Мой затылок похолодел, все мысли о Героре и его похоронах, мрачно описываемых мной ранее, исчезли, и я будто бы вернулся из воспоминаний в момент здесь и сейчас – кабинет Эллы с рисунками бамбука на стенах, на широкий мягкий диван с бежевым вязаным покрывалом.
– С чего такой вопрос? – спросил я.
Элла откинулась на спинку крутящегося стула.
– Вы не были с Герором родными братьями, любовниками или сиамскими близнецами. Но ты ощущаешь его потерю, как часть себя, верно?
– Конечно! Хотя в твоём вопросе я слышу намёк на некую странность. Разве с близкими друзьями ничего подобного не может происходить?
– Может… Но этому должна быть причина, корни которой всегда кроются очень глубоко. Посмотри, как ты сидишь! Плечи опущены, спина сгорблена, ноги скрещены, руки обнимают предплечья – будто маленький испуганный мальчик. Тебе явно знаком опыт потерянности.
На мгновение задумавшись, я искал способы опровергнуть теорию Эллы:
– Но… а как же вся эта связь на расстоянии? Я знал: с Герором что-то случилось ещё до того, как новость дошла до меня. А эти наши сны об энергетическом единстве? Я не мистик, но не могу игнорировать эти факты. На другом пространственном плане у нас есть странная близнецовая связь. Разве она не может быть объяснением того, что вместе с оборвавшейся жизнью Герора ушла и какая-то часть меня?
В моём горле пересохло, во рту явно ощущалась пыль.

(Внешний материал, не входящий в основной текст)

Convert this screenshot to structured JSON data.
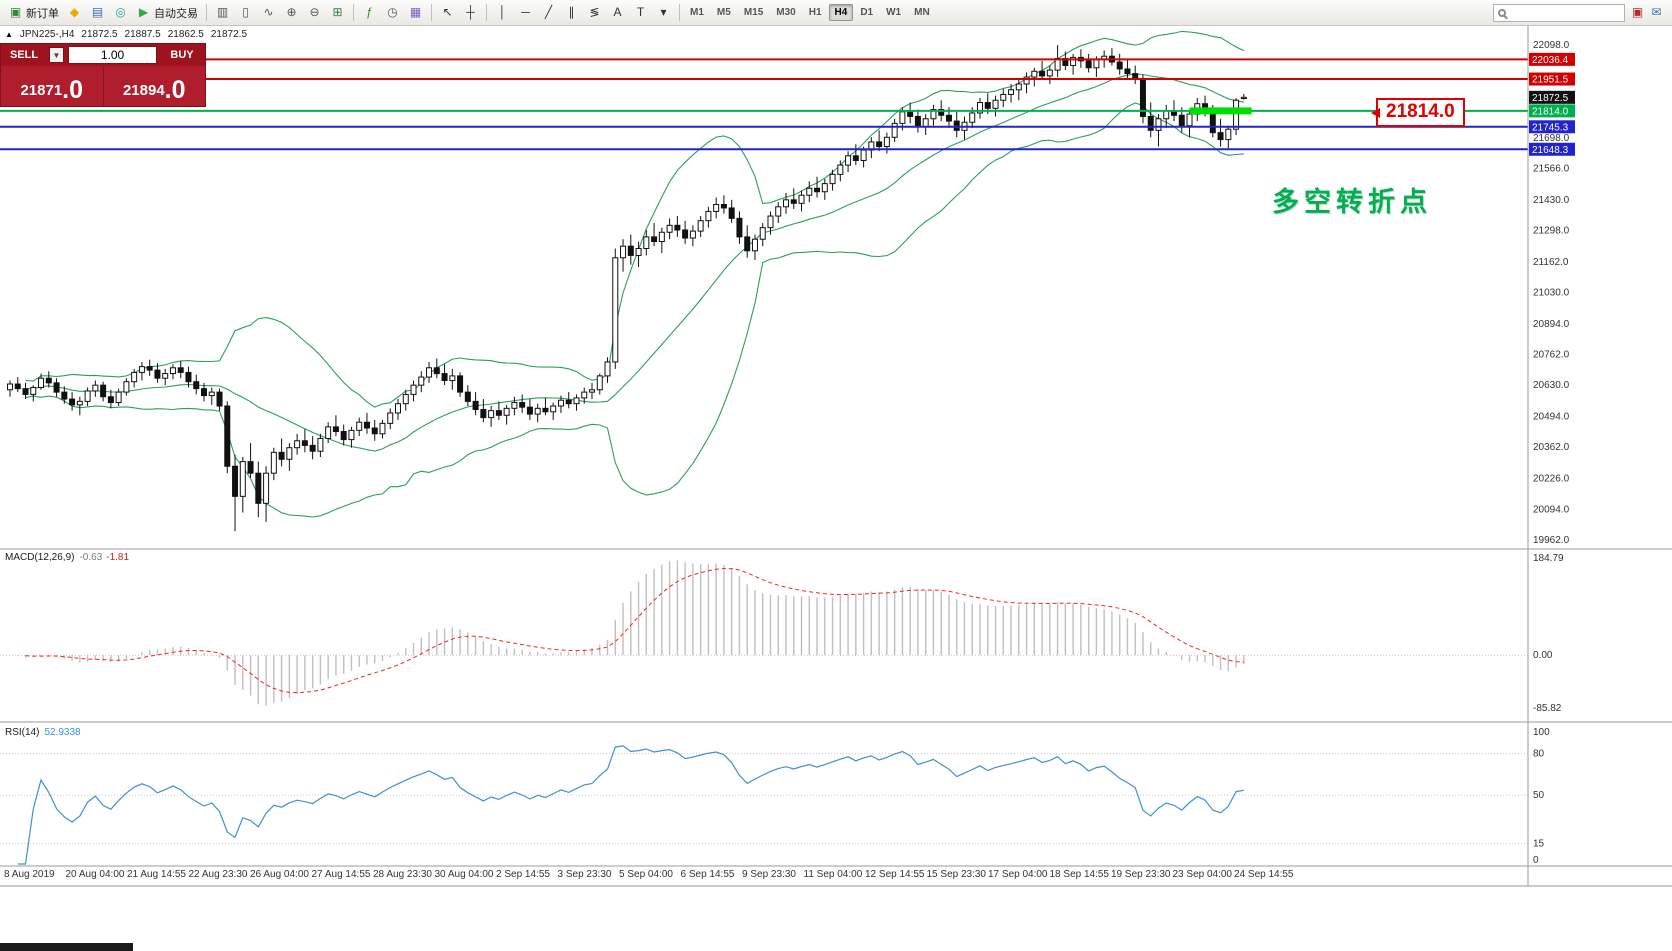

Я готов был вступить в спор, решив, что все мои предыдущие рассказы, хоть и звучали достаточно эзотерично, воспринимались не всерьёз. Но взгляд Эллы стал очень мягким, и я почувствовал холод в затылке.
– Безусловно, это всё и лежит в основе вашей дружбы. Но это неизвестная нам тонкая глубинная материя, которую я не вправе тревожить. Я психолог и работаю с психическим планом. Да, эти мистические вещи в вашей жизни давали вам особое чувствование друг друга. И если верить во всё это, то сейчас, когда душа Герора в другом измерении, ты тоже можешь её чувствовать. Можешь сохранять вашу дружескую связь и вспоминать его со всей теплотой, но на психическом плане ты как разрушенное здание, у которого поломана часть несущей стены и вся конструкция вот-вот развалится. В тебе застрял корень непринятия горя. Моё профессиональное чутьё подсказывает, что он лежит в твоём личном опыте потерянности.
Я смотрел вроде куда-то вправо, но ничего не видел. Коричневые стены из лакированных деревянных реек выросли из пола, который стал превращаться в престарелый паркет. Потолок стал грязно-белым. Справа появились тяжёлые двери, которые стала открывать женщина в бордовом костюме с чрезмерным начёсом обесцвеченных волос. Люди зашагали вокруг – все спешили к открывшемуся входу. В воздухе появился странный запах. Я не мог дать ему название, он пах давностью и нервозностью. В животе зашевелилась смесь предвкушения и страха. Я просто перенёсся ни с того ни с сего в детское воспоминание.
– Почему-то после твоих слов мне вспомнился цирк, в который меня водили родители в детстве.
Элла спросила, чуть наклонившись ко мне:
– И что там произошло?
Возникшие вокруг образы растворились в одно мгновение и не хотели подчиняться моей воле. Мне было тяжело воспроизводить событие в памяти, и я завис.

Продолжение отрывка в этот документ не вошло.